I pride myself on having voted in every election I've been eligible to vote in since I was old enough to vote. I do it not because I feel it really does any good but because I feel that if I don't at least try to affect the outcome, I have no right to complain about it. I complain a lot these days.
When I chose my blog name I had in mind a particular passage in Douglas Adams' book, "So Long and Thanks for All the Fish," the fourth book in "The Hitchhikers Guide to the Galaxy" series, the begining of Chapter 36 to be specific:
[A spaceship carrying a 100 foot tall silver robot had just landed in, or more accurately, on, a rather expensive chunk of London real estate, specifically Knightsbridge and more particularly, Harrod’s:...]
"I come in peace," it said, adding after a long moment of further
grinding, "take me to your Lizard."
Ford Prefect, of course, had an explanation for this, as he sat with Arthur and watched the nonstop frenetic news reports on television, none of which had anything to say other than to record that the thing had done this amount of damage which was valued at that amount of billions of pounds and had killed this totally other number of people, and then say it again, because the robot was doing nothing more than standing there, swaying very slightly, and emitting short incomprehensible error messages.
"It comes from a very ancient democracy, you see..."
"You mean, it comes from a world of lizards?"

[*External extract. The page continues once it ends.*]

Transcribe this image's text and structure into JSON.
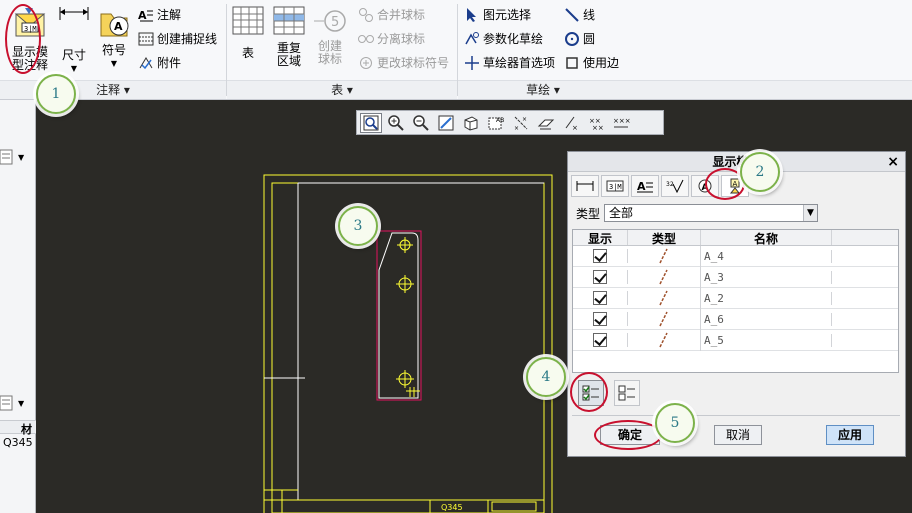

"No," said Ford, who by this time was a little more rational and coherent than he had been, having finally had the coffee forced down him, "nothing so simple. Nothing anything like so straightforward. On its world, the people are people. The leaders are lizards. The people hate the lizards and the lizards rule the people."
"Odd," said Arthur, "I thought you said it was a democracy."
"I did," said Ford. "It is."
"So," said Arthur, hoping he wasn't sounding ridiculously obtuse, "why don't the people get rid of the lizards?"
"It honestly doesn't occur to them," said Ford. "They've all got the vote, so they all pretty much assume that the government they've voted in more or less approximates to the government they want."
"You mean they actually vote for the lizards?"
"Oh yes," said Ford with a shrug, "of course."
"But," said Arthur, going for the big one again, "why?"
"Because if they didn't vote for a lizard," said Ford, "the wrong lizard
might get in. Got any gin?"
And that pretty accurately sums up the state of our democracy (or should I say Democratic Republic) nowadays. Thanks to the fact that our political class gets to draw the boundaries of voting districts ( better known as gerrymandering) they also get to choose the voters that put and keep them in office, not the other way around. Couple with that the fact that we have a mainstream media ( the old MSM again) that is, at worst, more or less completely in the tank for one side or else, at best, too damned lazy to check facts and just fully report them without bias, the average voter is too poorly informed to make rational choices. And they vote anyway. Bill Whittle described the way it works best in his essay "Magic." What results from the creation of lies from truth he describes is what he further describes in "Seeing the Unseen" Part 1 and Part 2, a people that will believe nearly anything. I still hold out hope that my fellow citizens will figure it out ( I have to to remain sane) but time is getting short for them to do it without dire consequences.